It’s a snowy night in 1910 and Ursula Todd is struggling to breathe as the umbilical cord chokes her to death before she can barely experience birth. Darkness falls.
It’s a snowy night in 1910 and Ursula Todd is born with the help of Dr. Fellowes, who has arrived in time to help mother Sylvie with this tricky birth. And so Ursula’s life begins, until she drowns on a beach trip as a child. Darkness falls.
It’s a snowy night in 1910 and Ursula Todd is born, continuing to relive her life. Each time she instinctually learns to avoid what troubles occurred in a past (or parallel) life, feeling merely like déjà vu. Kate Atkinson’s newest novel Life After Life is a trippy, humorous exploration of life and fate. Ursula’s continuous lives take her through both World Wars, with devastating and intriguing consequences. Atkinson effortlessly captures each time period, with a sharp wit reminiscent of Forster or Waugh.
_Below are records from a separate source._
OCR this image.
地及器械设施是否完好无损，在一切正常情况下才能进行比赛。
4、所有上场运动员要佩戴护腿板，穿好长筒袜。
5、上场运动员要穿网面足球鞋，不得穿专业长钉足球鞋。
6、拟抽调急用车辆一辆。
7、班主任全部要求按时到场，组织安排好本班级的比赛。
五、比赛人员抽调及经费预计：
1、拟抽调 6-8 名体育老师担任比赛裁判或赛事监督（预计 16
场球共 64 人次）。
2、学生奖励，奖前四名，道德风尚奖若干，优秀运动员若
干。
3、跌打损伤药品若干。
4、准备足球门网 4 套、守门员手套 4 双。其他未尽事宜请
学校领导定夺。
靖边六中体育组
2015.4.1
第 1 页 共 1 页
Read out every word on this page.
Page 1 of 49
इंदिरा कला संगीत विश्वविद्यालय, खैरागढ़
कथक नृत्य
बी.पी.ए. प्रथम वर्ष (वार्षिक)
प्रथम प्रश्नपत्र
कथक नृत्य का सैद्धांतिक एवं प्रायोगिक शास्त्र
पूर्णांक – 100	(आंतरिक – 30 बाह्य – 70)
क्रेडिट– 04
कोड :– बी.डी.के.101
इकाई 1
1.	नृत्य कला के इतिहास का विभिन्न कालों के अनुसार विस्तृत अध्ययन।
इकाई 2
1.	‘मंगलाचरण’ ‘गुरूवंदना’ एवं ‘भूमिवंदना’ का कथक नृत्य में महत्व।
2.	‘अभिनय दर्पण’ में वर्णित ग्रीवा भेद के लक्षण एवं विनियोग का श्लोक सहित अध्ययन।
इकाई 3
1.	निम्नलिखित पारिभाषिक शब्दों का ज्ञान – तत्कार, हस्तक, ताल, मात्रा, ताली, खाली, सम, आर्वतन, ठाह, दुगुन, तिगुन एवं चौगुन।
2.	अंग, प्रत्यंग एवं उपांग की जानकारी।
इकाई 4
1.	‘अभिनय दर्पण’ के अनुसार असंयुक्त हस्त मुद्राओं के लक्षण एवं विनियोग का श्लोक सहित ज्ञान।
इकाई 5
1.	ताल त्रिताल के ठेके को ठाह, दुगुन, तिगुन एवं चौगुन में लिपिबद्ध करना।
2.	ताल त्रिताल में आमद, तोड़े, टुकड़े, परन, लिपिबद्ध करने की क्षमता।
If the premise sounds too gimmicky, I can assure you it doesn’t read as such. Atkinson makes it easy to get involved in this single life, with crossover themes, characters, moments, that only serve to enrich each new chapter instead of making it feel like a tedious retread of the same events. If Dan Brown’s Inferno is an obvious, thriller page-turner, Life After Life is one of those rare literary page-turners that will keep you up into the wee hours of the night.
I’ve already declared The Unchangeable Spots of Leopards as the best novel of 2013—or at least my favorite book of the year—but Life After Life could easily rival it. Both are entertaining, addicting, witty, incisive, and thought-provoking. I continue to think about the lives of Ursula and their implications, and I’m already eager to reread the novel.